2012年05月21日
「ウォールストリート式年収1億円の条件」(上)
2004年の上場以来懇意にお付き合い頂いている方に菅下清広先生がいる。
政財官各界に顔が広く、金融や株式市場のプロフェッショナルである。そんなすごい方でも年下の私に非常に気さくに接して頂けるため、色々と気軽に相談させて頂ける方。一流の方とはそのような懐の深さがある。
菅下先生といえば、ここ数年出版する本が常にベストセラーゆえ、書籍を読まれた方も多いであろう。新刊本の一冊が「ウォールストリート式年収1億円の条件」である。
菅下先生の大学バイト時代から今に至るまでの経験談を中心に、どのような心構えで成功を勝ち得てきたか、そのノウハウが存分に披露されている。これは全てのビジネスマンに共通する法則と言える。
例えば、
・年収1億円を稼げるか否かは本人のちょっとした意識にかかっている
・最初にラクをすれば成功の可能性はぐっと低くなる
・あえて自分を厳しい環境におく「先行投資」という考えが重要
・相手のために情報収集すると自分のステージがどんどん上がる
・成功するための必須条件は「自分がやりたいと感じる仕事」に就くこと
・本物の一流は過酷な競争とそれを勝ち抜く努力から生まれる
・未来予測に実践が伴わなければ何の価値も発揮しない
など。
若い社会人は是非気軽に読めるのでお勧めする。あまりに軽いタッチゆえに「なんだ簡単だな」と思ってしまうが、私から菅下先生を身近で見ていると、とにかく幅広い世界の人達とどんどん会われている。底抜けの明るさと、その行動力。そして引き出しの多さとその裏に地道な勉強。文章では軽く書かれている本質的ポイントをしっかりと地に足着けて実践されているところに一流を感じる。
もう一つ菅下先生の書籍には楽しみ方がある。
同封されている広告である。例えば菅下先生の投資に役立つ情報をCD9800円(3カ月)で取得できるサービスや有料講演情報などがあり、単に本を売るだけで終わらせず、2次的、3次的に収益を上げる仕組みを構築している。
菅下先生の書籍はほぼ全てベストセラーだが、その火付け役になったのは明らかにフォレスト出版であり、長倉氏である。編集者としての感性と同時に、ビジネスセンスの高さも感じる。

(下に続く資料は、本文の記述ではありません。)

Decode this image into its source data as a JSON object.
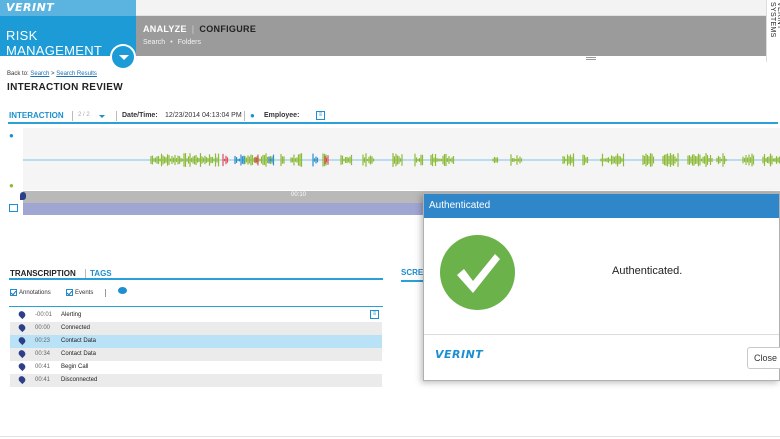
{
  "header": {
    "logo": "VERINT",
    "module": "RISK MANAGEMENT",
    "nav": {
      "analyze": "ANALYZE",
      "separator": "|",
      "configure": "CONFIGURE"
    },
    "subnav": {
      "search": "Search",
      "dot": "•",
      "folders": "Folders"
    },
    "side_brand": "VERINT SYSTEMS"
  },
  "breadcrumb": {
    "prefix": "Back to:",
    "search": "Search",
    "gt": ">",
    "results": "Search Results"
  },
  "page_title": "INTERACTION REVIEW",
  "interaction_bar": {
    "label": "INTERACTION",
    "pager": "2 / 2",
    "datetime_label": "Date/Time:",
    "datetime_value": "12/23/2014 04:13:04 PM",
    "employee_label": "Employee:"
  },
  "timeline": {
    "tick": "00:10"
  },
  "transcription": {
    "tab_transcription": "TRANSCRIPTION",
    "tab_tags": "TAGS",
    "filter_annotations": "Annotations",
    "filter_events": "Events",
    "events": [
      {
        "time": "-00:01",
        "label": "Alerting"
      },
      {
        "time": "00:00",
        "label": "Connected"
      },
      {
        "time": "00:23",
        "label": "Contact Data"
      },
      {
        "time": "00:34",
        "label": "Contact Data"
      },
      {
        "time": "00:41",
        "label": "Begin Call"
      },
      {
        "time": "00:41",
        "label": "Disconnected"
      }
    ]
  },
  "screen_tab": "SCRE",
  "modal": {
    "title": "Authenticated",
    "message": "Authenticated.",
    "footer_logo": "VERINT",
    "close_label": "Close"
  },
  "colors": {
    "accent": "#2aa0d8",
    "module_blue": "#1c9bd6",
    "nav_gray": "#9b9b9b",
    "success_green": "#6bb24a",
    "modal_header": "#2f86c9",
    "wave_green": "#8dbb38"
  }
}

例えば、ベストセラーにする際、作家探しから口説くこと、そして売れる題名や内容編集が重要であることは言うまでも無い。通常の編集者はここで終わり。その上に何層にも儲けるモデルにチャレンジし、構築している点がすごい。
我々も常に従来からのビジネスモデルを当たり前と思わずに、新たなモデルを追求し続けねばならない。自分でビジネスモデル自体を構築して、まさに一流のビジネスマンと言えよう。